La marginalità sociale è una condizione connaturata al sistema economico contemporaneo. La povertà e la disoccupazione nonché l’opportunità ad accedere a determinati beni divengono indicatori di marginalità. Chi resta indietro, chi non è vincente sembra “meritare” la condizione di povero ed è oggetto di una rappresentazione sociale negativa; questo etichettamento determina l’impoverimento delle capacità e delle potenzialità personali, riducendo la stima di sé. La dimensione materiale è solo uno degli aspetti che determinano la fragilità. E’ difficile inquadrare il fenomeno della marginalità e della vulnerabilità secondo termini condivisi e universali.

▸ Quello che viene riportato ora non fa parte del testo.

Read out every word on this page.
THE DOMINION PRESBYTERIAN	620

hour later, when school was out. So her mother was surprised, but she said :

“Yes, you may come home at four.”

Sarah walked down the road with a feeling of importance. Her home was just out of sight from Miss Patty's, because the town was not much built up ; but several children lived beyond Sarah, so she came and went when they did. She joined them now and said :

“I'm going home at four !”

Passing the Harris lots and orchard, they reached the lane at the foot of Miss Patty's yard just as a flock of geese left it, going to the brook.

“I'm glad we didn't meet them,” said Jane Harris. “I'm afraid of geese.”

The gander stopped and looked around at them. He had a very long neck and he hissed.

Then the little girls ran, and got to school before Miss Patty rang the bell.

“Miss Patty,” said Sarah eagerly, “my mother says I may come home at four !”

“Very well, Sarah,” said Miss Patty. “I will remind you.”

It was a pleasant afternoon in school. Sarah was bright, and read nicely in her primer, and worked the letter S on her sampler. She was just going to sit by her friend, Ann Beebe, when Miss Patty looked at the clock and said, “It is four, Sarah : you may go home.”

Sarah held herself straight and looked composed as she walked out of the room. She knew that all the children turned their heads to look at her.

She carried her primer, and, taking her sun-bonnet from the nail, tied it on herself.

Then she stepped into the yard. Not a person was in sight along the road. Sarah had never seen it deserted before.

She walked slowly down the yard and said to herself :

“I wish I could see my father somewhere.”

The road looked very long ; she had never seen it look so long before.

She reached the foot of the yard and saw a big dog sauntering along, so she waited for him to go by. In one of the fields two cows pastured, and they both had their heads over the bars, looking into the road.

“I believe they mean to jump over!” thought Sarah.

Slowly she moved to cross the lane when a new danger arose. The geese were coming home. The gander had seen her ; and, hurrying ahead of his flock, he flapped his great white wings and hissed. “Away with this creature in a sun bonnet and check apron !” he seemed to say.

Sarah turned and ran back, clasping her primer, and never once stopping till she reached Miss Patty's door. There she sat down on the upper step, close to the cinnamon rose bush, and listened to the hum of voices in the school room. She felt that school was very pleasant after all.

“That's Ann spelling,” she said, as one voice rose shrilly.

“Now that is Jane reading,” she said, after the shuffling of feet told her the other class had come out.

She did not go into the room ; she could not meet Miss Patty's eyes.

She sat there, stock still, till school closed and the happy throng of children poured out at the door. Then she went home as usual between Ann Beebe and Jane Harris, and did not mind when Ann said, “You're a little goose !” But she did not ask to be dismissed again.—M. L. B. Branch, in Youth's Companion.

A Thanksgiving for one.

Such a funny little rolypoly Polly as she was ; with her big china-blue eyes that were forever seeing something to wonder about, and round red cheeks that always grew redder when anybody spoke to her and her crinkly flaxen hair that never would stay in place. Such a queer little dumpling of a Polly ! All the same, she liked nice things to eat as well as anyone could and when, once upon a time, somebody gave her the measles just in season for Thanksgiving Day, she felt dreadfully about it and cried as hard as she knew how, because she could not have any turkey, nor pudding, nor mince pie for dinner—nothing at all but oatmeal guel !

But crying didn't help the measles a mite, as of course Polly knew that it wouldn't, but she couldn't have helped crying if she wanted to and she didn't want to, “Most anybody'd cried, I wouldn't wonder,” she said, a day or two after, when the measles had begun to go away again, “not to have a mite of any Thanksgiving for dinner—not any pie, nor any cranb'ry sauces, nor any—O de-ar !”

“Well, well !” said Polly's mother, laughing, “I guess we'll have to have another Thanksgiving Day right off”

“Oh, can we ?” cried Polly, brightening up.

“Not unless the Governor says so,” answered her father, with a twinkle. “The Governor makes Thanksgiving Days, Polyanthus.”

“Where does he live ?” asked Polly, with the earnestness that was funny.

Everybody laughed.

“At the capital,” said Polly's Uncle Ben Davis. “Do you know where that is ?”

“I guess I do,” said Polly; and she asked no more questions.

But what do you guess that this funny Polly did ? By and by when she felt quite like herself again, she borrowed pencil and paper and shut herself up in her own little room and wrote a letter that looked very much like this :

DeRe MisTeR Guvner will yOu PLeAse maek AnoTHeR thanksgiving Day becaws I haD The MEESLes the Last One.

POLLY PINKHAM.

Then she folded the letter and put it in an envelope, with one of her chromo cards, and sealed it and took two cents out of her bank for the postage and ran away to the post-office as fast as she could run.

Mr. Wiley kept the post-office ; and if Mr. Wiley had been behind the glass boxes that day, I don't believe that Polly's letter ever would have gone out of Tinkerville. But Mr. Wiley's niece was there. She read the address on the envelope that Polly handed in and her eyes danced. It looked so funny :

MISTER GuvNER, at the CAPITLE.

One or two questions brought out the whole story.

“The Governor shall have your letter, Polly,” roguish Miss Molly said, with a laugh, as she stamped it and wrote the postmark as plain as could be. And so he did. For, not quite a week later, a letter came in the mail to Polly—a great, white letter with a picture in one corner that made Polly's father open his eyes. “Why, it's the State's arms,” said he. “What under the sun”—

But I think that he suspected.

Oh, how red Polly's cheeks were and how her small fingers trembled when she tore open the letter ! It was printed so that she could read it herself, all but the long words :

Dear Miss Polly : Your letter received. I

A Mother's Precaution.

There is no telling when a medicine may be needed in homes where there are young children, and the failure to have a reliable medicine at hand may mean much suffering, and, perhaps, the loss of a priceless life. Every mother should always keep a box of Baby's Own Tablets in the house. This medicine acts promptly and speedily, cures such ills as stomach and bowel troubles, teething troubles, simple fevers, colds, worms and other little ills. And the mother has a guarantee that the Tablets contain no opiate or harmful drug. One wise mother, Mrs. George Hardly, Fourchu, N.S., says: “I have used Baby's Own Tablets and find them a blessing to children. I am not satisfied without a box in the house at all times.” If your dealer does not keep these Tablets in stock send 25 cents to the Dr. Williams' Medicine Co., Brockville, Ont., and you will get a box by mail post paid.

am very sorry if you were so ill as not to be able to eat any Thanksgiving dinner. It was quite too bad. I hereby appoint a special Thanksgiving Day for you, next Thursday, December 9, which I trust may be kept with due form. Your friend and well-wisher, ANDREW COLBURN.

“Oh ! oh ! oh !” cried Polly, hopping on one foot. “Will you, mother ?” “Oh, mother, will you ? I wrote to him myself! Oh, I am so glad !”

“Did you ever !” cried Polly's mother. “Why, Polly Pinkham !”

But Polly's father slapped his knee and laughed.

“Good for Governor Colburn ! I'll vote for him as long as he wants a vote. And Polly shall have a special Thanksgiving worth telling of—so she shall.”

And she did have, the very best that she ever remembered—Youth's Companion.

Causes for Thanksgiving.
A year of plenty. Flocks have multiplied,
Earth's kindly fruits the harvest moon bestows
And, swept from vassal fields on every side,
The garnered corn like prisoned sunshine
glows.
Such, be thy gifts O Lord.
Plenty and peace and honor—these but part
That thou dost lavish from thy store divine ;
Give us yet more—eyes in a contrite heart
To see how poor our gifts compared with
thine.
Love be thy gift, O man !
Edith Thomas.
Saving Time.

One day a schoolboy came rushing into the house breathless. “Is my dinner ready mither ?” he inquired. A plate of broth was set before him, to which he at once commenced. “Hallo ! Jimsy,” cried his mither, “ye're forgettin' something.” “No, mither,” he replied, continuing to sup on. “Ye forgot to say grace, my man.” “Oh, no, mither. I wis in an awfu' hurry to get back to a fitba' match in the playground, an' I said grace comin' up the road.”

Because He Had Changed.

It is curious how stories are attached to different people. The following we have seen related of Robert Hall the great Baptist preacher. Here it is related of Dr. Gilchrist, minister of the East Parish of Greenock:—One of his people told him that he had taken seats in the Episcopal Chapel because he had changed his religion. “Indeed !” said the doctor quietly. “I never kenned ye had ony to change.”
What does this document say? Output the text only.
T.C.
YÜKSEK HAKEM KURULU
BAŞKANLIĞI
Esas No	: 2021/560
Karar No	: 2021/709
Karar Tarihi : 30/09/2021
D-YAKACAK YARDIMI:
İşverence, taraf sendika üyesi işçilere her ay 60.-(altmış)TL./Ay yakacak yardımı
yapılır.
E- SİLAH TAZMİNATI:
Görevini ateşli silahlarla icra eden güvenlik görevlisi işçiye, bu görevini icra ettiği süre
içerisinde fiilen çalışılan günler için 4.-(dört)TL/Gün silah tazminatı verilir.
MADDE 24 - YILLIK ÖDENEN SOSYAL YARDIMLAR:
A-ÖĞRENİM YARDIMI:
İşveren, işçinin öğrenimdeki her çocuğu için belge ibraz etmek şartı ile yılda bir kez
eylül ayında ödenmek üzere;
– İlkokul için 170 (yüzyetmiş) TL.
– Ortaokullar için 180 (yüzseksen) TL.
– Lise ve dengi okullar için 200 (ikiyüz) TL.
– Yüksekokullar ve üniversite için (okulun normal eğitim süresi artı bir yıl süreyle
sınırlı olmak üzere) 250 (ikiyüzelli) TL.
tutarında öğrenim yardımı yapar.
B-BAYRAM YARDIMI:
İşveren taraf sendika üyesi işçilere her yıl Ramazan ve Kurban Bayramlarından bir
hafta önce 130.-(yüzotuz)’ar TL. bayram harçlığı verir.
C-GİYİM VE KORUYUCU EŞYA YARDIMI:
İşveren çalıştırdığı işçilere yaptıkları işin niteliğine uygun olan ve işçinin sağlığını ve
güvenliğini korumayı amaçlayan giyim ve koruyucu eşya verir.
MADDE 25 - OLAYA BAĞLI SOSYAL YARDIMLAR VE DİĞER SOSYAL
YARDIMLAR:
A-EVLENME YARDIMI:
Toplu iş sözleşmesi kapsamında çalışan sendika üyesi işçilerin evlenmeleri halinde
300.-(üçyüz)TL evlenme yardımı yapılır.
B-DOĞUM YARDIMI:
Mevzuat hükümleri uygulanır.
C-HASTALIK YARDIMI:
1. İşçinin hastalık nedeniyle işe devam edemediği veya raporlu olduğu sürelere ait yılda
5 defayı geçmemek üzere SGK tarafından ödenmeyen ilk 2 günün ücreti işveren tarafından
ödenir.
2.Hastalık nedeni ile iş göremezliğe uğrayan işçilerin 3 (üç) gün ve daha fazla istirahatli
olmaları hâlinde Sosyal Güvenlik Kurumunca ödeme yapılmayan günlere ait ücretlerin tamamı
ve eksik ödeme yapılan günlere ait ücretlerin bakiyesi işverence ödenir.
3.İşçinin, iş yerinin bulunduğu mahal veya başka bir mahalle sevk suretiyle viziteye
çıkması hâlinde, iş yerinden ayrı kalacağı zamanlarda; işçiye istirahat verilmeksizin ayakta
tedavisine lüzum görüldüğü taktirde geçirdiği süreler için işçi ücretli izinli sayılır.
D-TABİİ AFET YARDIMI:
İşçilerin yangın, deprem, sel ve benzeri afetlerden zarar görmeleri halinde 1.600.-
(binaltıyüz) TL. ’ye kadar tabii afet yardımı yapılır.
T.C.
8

Ciò che è certo è che ogni forma di povertà è legata a una sorta di esclusione, sia questa fisica, economica o sociale e che questo processo facilita la marginalità, proprio perché la persona è vista come mancante di qualcosa, perdendo di vista ciò che la persona è e possiede.

grafico dati italia-01Una domanda costante tra gli operatori impegnati su questo fronte è se sia possibile lavorare diversamente con coloro che vivono condizioni di marginalità, non pensandoli solo come persone da aiutare, ma come “non-cittadini” inseriti in un preciso contesto sociale sul quale loro possono agire e cambiare. Come dar voce e valore alle storie personali, permettendo la rielaborazione, l’attribuzione di nuovi significati alle esperienze di vita e la consapevolezza rispetto alle proprie capacità e potenzialità? Come ridare “potere” alla persona e stimolarla all’azione per il cambiamento? Sicuramente è necessaria la consapevolezza e la capacità di vivere in un processo lento e attento alle relazioni, che chiede di negoziare e rinegoziare linguaggi, di valorizzare i contenuti e i pezzi di vita delle persone intercettate tramite i servizi.

Dai dati del Follow Up dell’Indagine Nazionale sulle condizioni delle Persone Senza Dimora condotta da fio.PSD nel corso del 2014 in collaborazione con Ministero del Lavoro e delle Politiche Sociali, Istat e Caritas Italiana emerge che chi è povero è sempre più povero: la stessa persona frequenta 5 volte a settimana gli stessi servizi per mangiare e 3 volte a settimana gli stessi dormitori per dormire e vive in strada da oltre 4 anni. Le fratture relazionali (separazioni e divorzi), un lavoro instabile, poco sicuro e mal retribuito e la mancanza di qualsiasi reddito sono tra i principali fattori dell’homelessness in Italia.

In continuità con l’attività di ricerca che ha portato all’elaborazione di questo report, a novembre 2015 sono state sottoscritte da fio.PSD, Ministero del Lavoro e delle Politiche Sociali e 12 Città Metropolitane in Conferenza Unificata Stato Regioni, le Linee di Indirizzo per il Contrasto alla Grave Emarginazione Adulta in Italia. Si tratta del primo documento ufficiale di programmazione nel settore della grave marginalità che Governo, Regioni ed Enti locali sono chiamati a seguire per investire fondi pubblici in servizi e strategie abitative innovative in quello che si delinea come il Primo Piano Nazionale di Lotta alla Povertà, che per la prima volta disegna una progettualità specifica nello stanziamento delle risorse.